O Ministério Público da Paraíba recomendou aos prefeitos, secretários de Administração e presidentes das Comissões Permanentes de Licitação dos Municípios de Santa Rita e Cruz do Espírito Santo que priorizem, nas aquisições públicas, produtos reciclados e recicláveis; bem como bens, serviços e obras que atendam a critérios de sustentabilidade ambiental previstos na Lei nº 12.305/2010 e da Lei nº 14.133/2021. A recomendação foi expedida pela 6ª promotora de Justiça de Santa Rita, Miriam Pereira Vasconcelos.

Para isso, os municípios deverão promover, no prazo máximo de 60 dias, a adequação dos procedimentos licitatórios e de contratação direta às diretrizes da Lei nº 14.133/2021, com a efetiva incorporação de critérios de sustentabilidade ambiental. Foi estabelecido prazo de 20 dias para que seja informado o acatamento da recomendação.

Na recomendação, é destacado que a Política Nacional de Resíduos Sólidos estabelece como objetivo a prioridade, nas aquisições e contratações governamentais, para produtos reciclados e recicláveis, bem como para bens, serviços e obras que considerem critérios compatíveis com padrões de consumo social e ambientalmente sustentáveis.

Além disso, a Nova Lei de Licitações e Contratos Administrativos incluiu o desenvolvimento nacional sustentável como princípio das contratações públicas; prevê a consideração de impactos ambientais no planejamento das contratações; e permite a exigência de requisitos de sustentabilidade nas especificações do objeto de contratação.

“A adoção de critérios de sustentabilidade nas contratações públicas contribui para a redução de impactos ambientais, a racionalização do uso de recursos naturais, o fortalecimento da economia circular e a inclusão socioeconômica de cooperativas de catadores de materiais recicláveis”, destaca a promotora.
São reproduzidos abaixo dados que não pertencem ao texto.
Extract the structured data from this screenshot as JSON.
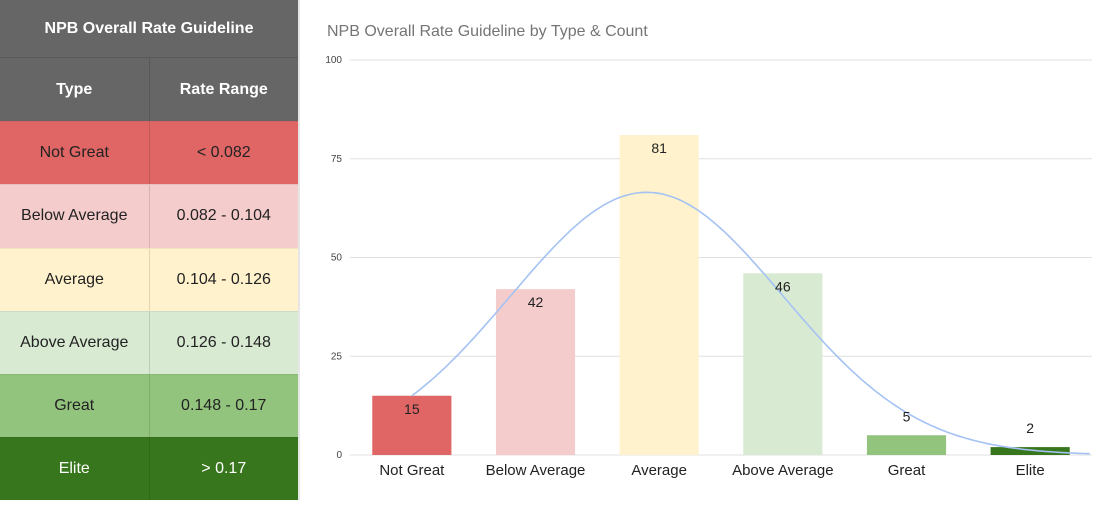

Outras medidas recomendadas

Os municípios devem ainda elaborar e regulamentar, no prazo de 60 dias, normativo interno (decreto, instrução normativa ou equivalente,) disciplinando a política municipal de compras públicas sustentáveis, em consonância com a Política Nacional de Resíduos Sólidos e a Lei nº 14.133/2021. Além disso, devem promover a capacitação dos agentes públicos envolvidos no planejamento e condução das contratações, especialmente quanto à aplicação prática dos dispositivos da Lei nº 14.133/2021 relacionados à sustentabilidade.
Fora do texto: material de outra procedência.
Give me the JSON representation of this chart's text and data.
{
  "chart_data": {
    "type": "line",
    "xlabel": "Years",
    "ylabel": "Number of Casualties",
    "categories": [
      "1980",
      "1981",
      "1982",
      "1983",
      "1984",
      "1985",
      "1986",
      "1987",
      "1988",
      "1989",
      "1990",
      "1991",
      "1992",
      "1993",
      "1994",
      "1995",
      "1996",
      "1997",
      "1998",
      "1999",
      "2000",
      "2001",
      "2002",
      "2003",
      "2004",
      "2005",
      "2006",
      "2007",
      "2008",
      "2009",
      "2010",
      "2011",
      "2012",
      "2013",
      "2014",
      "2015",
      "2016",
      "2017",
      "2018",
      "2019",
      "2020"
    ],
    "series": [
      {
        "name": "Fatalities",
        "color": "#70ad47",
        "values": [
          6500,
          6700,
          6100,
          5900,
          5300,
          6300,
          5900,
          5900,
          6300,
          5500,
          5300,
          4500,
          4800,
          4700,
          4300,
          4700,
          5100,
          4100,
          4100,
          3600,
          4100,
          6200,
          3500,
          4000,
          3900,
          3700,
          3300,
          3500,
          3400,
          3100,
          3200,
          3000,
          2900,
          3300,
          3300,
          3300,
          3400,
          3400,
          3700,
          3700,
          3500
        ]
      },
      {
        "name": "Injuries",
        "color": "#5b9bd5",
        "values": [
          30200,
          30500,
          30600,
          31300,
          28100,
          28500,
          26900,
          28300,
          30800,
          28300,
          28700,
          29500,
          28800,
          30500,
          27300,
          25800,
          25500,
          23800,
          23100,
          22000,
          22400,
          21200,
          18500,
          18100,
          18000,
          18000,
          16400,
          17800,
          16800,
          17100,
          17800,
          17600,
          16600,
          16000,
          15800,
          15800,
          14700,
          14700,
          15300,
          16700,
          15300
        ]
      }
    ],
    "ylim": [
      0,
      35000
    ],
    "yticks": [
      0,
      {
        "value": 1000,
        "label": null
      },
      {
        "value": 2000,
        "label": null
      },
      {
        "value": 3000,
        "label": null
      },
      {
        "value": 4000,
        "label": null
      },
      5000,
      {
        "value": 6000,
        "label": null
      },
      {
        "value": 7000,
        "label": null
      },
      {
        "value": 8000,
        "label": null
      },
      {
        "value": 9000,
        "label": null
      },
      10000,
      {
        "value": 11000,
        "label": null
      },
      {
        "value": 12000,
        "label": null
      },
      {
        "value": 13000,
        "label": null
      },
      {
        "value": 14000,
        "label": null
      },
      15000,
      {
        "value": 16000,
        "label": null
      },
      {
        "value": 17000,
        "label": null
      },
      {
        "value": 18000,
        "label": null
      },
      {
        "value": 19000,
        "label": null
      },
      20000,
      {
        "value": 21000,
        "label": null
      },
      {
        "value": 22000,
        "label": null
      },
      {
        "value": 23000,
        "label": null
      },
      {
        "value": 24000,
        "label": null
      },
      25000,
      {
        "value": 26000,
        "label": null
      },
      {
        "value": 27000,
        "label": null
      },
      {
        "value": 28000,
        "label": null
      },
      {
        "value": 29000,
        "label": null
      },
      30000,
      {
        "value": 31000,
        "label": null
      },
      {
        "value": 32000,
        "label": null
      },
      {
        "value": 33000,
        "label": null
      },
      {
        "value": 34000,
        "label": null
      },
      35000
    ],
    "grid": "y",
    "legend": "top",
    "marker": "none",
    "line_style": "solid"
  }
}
Ainda foi recomendado que os municípios incluam, nos estudos técnicos preliminares termos de referência, a análise de impactos ambientais, a avaliação do ciclo de vida do objeto, e justificativa quanto à adoção de soluções mais sustentáveis.

Também devem prever, nos editais e contratos administrativos, sempre que tecnicamente viável, exigência de certificações ambientais ou comprovação de boas práticas sustentáveis, critérios de julgamento que considerem menor impacto ambiental, e obrigações contratuais relacionadas à logística reversa e destinação adequada de resíduos.